In elderly, debilitated, or malnourished patients, or in patients
with renal or hepatic insufficiency, the initial dosing, dose
increments, and maintenance dosage should be conservative to avoid
hypoglycemic reactions.
As
with other sulfonylurea hypoglycemic agents, no transition period is
necessary when transferring patients to glimepiride. Patients should
be observed carefully (1-2 weeks) for hypoglycemia when being
transferred from longer half-life sulfonylureas (e.g. chlorpropamide)
to glimepiride due to potential overlapping of drug effect. Or as
prescribed by a physician.
Overdosage:
Overdosage
of sulfonylureas, including glimepiride, can produce hypoglycemia.
Mild hypoglycemia symptoms without loss of consciousness or
neurologic findings should be treated aggressively with oral glucose
and adjustments in drug dosage and/or meal patterns.

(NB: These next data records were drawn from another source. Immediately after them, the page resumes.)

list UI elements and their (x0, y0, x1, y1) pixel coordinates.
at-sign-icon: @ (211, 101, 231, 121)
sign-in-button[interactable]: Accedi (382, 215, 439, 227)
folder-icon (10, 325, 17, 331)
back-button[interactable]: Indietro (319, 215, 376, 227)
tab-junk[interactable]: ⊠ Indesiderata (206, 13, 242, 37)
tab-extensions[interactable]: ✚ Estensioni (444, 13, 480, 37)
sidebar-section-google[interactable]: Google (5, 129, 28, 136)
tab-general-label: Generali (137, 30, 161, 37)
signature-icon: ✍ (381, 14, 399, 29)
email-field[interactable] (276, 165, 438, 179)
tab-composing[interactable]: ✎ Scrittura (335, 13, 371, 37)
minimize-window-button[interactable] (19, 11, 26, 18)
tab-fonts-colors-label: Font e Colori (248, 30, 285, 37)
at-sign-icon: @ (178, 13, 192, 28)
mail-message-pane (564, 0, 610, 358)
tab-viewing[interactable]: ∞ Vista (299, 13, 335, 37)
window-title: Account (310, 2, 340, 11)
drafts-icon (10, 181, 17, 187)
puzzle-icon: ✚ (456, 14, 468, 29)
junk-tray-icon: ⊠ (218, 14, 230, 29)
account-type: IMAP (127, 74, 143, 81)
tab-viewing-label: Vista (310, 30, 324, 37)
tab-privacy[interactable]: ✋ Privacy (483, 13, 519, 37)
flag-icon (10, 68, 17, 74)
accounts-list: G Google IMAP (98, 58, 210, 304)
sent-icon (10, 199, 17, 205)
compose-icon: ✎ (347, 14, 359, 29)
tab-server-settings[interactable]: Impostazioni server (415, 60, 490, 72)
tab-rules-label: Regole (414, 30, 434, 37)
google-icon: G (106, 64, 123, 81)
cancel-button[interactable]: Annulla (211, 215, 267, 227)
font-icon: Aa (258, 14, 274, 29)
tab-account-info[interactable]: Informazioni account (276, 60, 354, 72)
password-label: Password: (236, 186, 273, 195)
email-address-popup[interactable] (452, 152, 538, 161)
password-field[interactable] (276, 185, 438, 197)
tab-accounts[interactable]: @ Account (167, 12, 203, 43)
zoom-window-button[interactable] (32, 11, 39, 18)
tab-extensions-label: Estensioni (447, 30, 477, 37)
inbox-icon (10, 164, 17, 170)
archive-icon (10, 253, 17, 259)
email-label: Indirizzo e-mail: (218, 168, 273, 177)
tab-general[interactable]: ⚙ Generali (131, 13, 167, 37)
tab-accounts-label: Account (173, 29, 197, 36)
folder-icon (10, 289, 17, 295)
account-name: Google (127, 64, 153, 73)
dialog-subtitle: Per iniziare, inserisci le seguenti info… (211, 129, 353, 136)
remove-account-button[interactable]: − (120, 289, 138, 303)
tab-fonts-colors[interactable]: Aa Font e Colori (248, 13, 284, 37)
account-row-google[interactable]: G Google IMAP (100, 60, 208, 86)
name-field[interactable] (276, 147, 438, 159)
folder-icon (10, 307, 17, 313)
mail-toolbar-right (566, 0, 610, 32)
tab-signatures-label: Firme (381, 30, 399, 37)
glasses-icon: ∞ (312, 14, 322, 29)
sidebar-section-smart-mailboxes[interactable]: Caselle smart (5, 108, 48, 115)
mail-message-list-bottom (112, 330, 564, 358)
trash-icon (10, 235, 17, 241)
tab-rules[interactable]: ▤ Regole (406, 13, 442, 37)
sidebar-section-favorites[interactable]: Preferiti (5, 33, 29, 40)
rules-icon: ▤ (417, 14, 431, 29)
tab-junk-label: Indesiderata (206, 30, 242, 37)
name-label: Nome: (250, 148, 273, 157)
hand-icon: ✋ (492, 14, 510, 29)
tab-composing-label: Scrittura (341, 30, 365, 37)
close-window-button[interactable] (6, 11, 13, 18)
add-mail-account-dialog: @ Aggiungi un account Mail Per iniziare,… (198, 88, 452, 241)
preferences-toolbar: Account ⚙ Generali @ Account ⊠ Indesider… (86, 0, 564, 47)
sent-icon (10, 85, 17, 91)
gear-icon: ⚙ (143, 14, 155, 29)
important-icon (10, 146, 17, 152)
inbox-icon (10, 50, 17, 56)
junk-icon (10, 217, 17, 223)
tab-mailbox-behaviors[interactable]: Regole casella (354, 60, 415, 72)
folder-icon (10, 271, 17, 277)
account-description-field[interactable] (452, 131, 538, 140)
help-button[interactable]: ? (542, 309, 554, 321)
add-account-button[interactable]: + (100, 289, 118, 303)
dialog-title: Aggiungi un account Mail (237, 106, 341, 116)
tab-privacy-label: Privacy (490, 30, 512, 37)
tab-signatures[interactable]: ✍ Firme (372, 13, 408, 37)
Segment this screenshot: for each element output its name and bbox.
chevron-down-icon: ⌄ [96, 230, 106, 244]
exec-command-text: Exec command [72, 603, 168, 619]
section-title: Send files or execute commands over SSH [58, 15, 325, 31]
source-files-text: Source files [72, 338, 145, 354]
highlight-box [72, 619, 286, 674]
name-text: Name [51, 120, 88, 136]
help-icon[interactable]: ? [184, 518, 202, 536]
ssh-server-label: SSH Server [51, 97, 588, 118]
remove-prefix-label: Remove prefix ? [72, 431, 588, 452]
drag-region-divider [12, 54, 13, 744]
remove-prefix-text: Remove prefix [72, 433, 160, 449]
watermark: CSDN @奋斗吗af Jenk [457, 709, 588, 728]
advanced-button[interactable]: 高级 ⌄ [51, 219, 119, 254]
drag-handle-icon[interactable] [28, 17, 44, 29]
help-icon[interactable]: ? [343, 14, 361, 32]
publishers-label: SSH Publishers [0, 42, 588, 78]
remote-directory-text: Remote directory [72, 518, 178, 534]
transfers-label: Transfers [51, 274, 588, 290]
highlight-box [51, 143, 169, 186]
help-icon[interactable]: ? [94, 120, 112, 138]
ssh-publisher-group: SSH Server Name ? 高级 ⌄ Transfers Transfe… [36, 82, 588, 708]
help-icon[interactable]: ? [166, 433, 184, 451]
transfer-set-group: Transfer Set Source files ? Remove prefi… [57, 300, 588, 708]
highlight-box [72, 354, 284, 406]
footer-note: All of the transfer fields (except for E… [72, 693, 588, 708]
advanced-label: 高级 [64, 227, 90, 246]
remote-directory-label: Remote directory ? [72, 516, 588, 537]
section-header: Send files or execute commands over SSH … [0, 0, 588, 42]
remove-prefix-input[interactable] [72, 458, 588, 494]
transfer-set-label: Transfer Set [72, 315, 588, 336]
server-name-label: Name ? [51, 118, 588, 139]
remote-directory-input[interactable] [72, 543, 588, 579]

Close monitoring
should continue until the physician is assured that the patient is
out of danger. Severe hypoglycemic reactions with coma, seizure or
other neurological impairment occur infrequently, but constitute
medical emergencies requiring immediate hospitalization. If
hypoglycemic coma is diagnosed or suspected, the patient should be
given rapid intravenous injection of concentrated (50%) glucose
solution. This should be followed by a continuous infusion of a more
dilute (10%) glucose solution at a rate that will maintain the blood
glucose at a lever above 100mg/dL. Patients should be closely
monitored for a minimum of 24 to 48 hours, because hypoglycemia may
recur after apparent recovery.
Storage
condition:
Store
at temperatures not exceeding 30oC.
Protect from moisture. Store away from heat and direct light.